Using CUDA for Log Analysis

ssargent · May 6, 2010, 10:32pm

Hello, I’m a first time cuda user. I’ve run through a bunch of the samples from CUDA and also a number of the thrust examples as well. I’m ready to try my first program and I was hoping I could get some advice on implementation. What I want to create a http server log analysis tool.

Basic work flow would be to feed it a log file, it would parse each record and give a count of the number of successful request (status code 200)

I was thinking of using a thrust zip iterator that had 2 fields StatusCode int and LogRecord char*; The first use of cuda would be selecting some number of records out of the file and then sending them in to be parsed by the gpu. In this case I’m just looking for the status code, so the parsing would be fairly simple, walk the char array till you get to the N-th delimiter that signifies the status code. Take that code and update the zip iterator.

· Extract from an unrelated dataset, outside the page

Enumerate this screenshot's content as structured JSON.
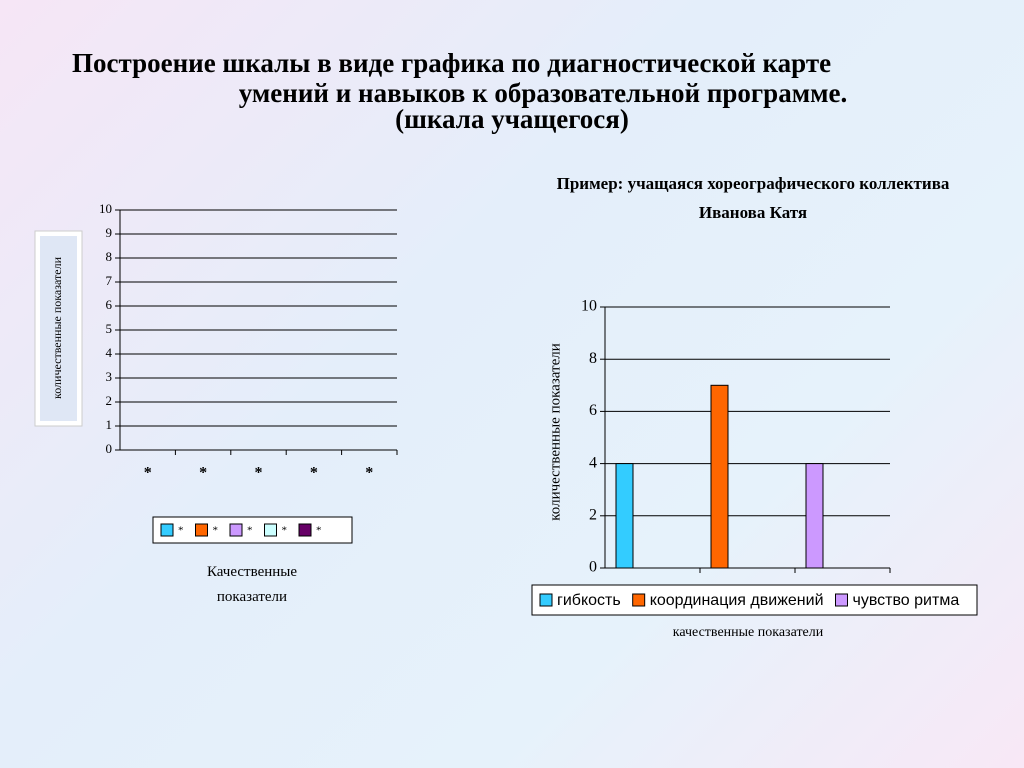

What I wasn’t sure about is; is this a reasonable use for CUDA, parsing out a log file entry in a thread on the gpu; They can get quite large (4500c) but normally are quite a bit more reasonably sized. Obviously i’ll need to carefully monitor how many entries i send in at once and make sure to batch it out.

Once i had an array of int status codes, i could use some sort of reduce function to remove the ones I don’t care about and then take a count. Overall a very simplistic program, but a decent first start.

Thank you in advance for fielding a newbie question!

Scott

SPWorley · May 7, 2010, 2:25am

The job isn’t a good match for a GPU. There’s almost no computation needed, so you’ll be dominated by memory transfer speeds over the PCIe bus. The CPU can stream the data through RAM in less time than it takes to send the data to the GPU.

And even that assumes the entire log is loaded into RAM. If it’s on disk, then disk IO will be your bottleneck even with a pretty slow single core CPU.